The Deal-Breaker: Impacts of Poor Data Security on Customer Retention
As massive data breaches become a regular occurrence, people are paying attention in a number of different ways. One example is the rash of new data protection regulations designed to ensure that organizations collecting, processing, and storing customers’ sensitive data are taking appropriate precautions to protect it against attack.
However, the new focus on data security is not limited to governments. Consumers have become increasingly aware of how a company’s poor cybersecurity practices can personally impact them.
As data breaches become commonplace, the ability to properly secure a customer’s personal data has become a valuable tool for marketing, and many customers state that they now make purchasing decisions based upon a company’s cybersecurity. Failure to properly secure customer data can have much greater costs than the fines levied by regulators after a data breach.
Customers are Fed Up with Breaches
Breaches have become a daily occurrence as cybercriminals take advantage of organizations failing to properly secure their customers’ data. Many of these data breaches expose extremely sensitive information, including payment card data, personally identifiable information (PII), and account credentials. The effort required by a consumer to deal with the aftereffects of a data breach can be significant, including changing account passwords, freezing credit, and other steps to protect against impersonation and identity theft.
The number of recent data breaches has prompted the passage of several new data protection regulations. Many of these regulations include stiff penalties for organizations that failed to implement proper security controls to protect the sensitive data entrusted to them. However, one factor of the breach that is not widely legislated is the compensation that companies owe a consumer after breaching their personal data. The exact “value” of breached data has not been established, and many organizations are given a great deal of leeway in deciding what constitutes appropriate compensation.
Unsurprisingly, many organizations don’t offer much to impacted customers after a breach. A common offer is free credit monitoring, but the sheer number of recent data breaches means that most consumers already have monitoring in place as a result of past breaches. As a result, many organizations are not required to provide much or any real compensation to their customers.
Absurd compensation packages have a significant impact on an organization’s brand reputation. A classic example of this is the Equifax breach, where the company negotiated with the Federal Trade Commission to offer affected parties either free credit monitoring or $125 as a settlement. However, both organizations assumed that most people would take the “more valuable” credit monitoring option, and the settlement fund for claims was capped at $31 million.
With 148 million impacted consumers, only 17% of victims could make the claim and receive the promised amount, and the fact that many already had monitoring in place as mentioned before, meant that the number was far higher. As a result, the settlement was essentially worthless to consumers, and the FTC’s attempts to convince customers that the monitoring was the more valuable option resulted in a greater loss of reputation for the FTC and Equifax.
Most Consumers Will Leave After a Breach
The handling of the Equifax settlement is only one of several cases where brand reputation is hurt after a breach. Relative to other companies, Equifax is getting off easy since customers have no choice about using their services. As a credit monitoring agency, Equifax receives customer data from directly financial organizations, not customers.
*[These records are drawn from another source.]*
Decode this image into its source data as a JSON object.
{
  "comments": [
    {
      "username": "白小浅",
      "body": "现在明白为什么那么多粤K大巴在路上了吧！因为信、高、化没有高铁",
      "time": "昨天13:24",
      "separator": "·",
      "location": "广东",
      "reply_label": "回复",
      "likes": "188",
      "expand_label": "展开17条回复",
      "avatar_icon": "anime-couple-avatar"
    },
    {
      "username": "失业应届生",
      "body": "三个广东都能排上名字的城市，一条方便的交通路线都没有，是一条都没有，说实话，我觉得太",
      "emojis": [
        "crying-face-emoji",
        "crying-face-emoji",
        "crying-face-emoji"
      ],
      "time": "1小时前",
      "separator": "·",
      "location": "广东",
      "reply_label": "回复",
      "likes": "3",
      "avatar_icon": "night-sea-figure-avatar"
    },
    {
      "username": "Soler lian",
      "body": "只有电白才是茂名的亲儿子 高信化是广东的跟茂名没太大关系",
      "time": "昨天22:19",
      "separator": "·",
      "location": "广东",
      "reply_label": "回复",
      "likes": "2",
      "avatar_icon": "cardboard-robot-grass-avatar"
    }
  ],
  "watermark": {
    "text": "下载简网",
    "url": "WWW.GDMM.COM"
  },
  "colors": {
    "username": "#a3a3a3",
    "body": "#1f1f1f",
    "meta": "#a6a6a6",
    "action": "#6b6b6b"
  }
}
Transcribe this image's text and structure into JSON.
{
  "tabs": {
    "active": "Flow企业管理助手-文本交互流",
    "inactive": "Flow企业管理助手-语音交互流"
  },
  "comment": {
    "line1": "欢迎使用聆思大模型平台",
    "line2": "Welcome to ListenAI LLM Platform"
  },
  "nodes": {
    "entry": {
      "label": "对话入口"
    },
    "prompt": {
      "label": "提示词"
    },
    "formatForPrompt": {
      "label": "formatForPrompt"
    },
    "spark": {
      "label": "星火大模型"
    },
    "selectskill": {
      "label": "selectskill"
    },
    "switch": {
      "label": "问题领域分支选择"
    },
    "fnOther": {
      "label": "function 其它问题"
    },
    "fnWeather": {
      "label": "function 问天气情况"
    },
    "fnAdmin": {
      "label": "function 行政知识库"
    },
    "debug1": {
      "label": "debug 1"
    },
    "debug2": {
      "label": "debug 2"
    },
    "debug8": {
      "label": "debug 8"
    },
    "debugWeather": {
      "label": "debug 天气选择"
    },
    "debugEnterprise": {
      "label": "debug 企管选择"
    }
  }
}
However, in industries where customers actually have a choice about who gets access to their data, organizations may have a problem retaining customers if they can’t properly protect those customers’ personal data. 53% of customers say that the failure to have a strong data protection policy in place can be a deal breaker, and 64% have gone to a competitor based upon an organization’s poor cybersecurity.
As data breaches become more common and visible, the ability to properly protect sensitive data is increasingly a selling point for organizations. Beyond the potential regulatory impacts of having inadequate data security controls in place, an organization may suffer longer-term damage due to loss of customer trust and brand location if they fail to protect customer data.
Implementing Strong Data Protection
When it comes to customer awareness, there is a big difference between a cybersecurity incident and a data breach. If an organization has an intruder gain access to their network but the attacker doesn’t manage to steal any sensitive data, the incident will probably not make it to the press. However, if that same intrusion results in customer data being exposed by the hacker, it often suddenly becomes headline news.
Protecting the network against intrusions is important, but the sheer number of potential attack vectors means that it may be infeasible to detect and block every possible intrusion. However, an organization has a much better chance of successfully mitigating the impact of an incident by preventing the attacker from gaining access to valuable and sensitive data once they are inside.
Deploying a good data protection solution can help protect an organization’s network and brand reputation by decreasing the probability of a data breach. By monitoring access patterns and account behaviors, a data security system can detect and alert on anomalies that could indicate an attack in progress. The modern customer cares about their data privacy and security, making strong data security a necessary component of any organization’s cybersecurity strategy.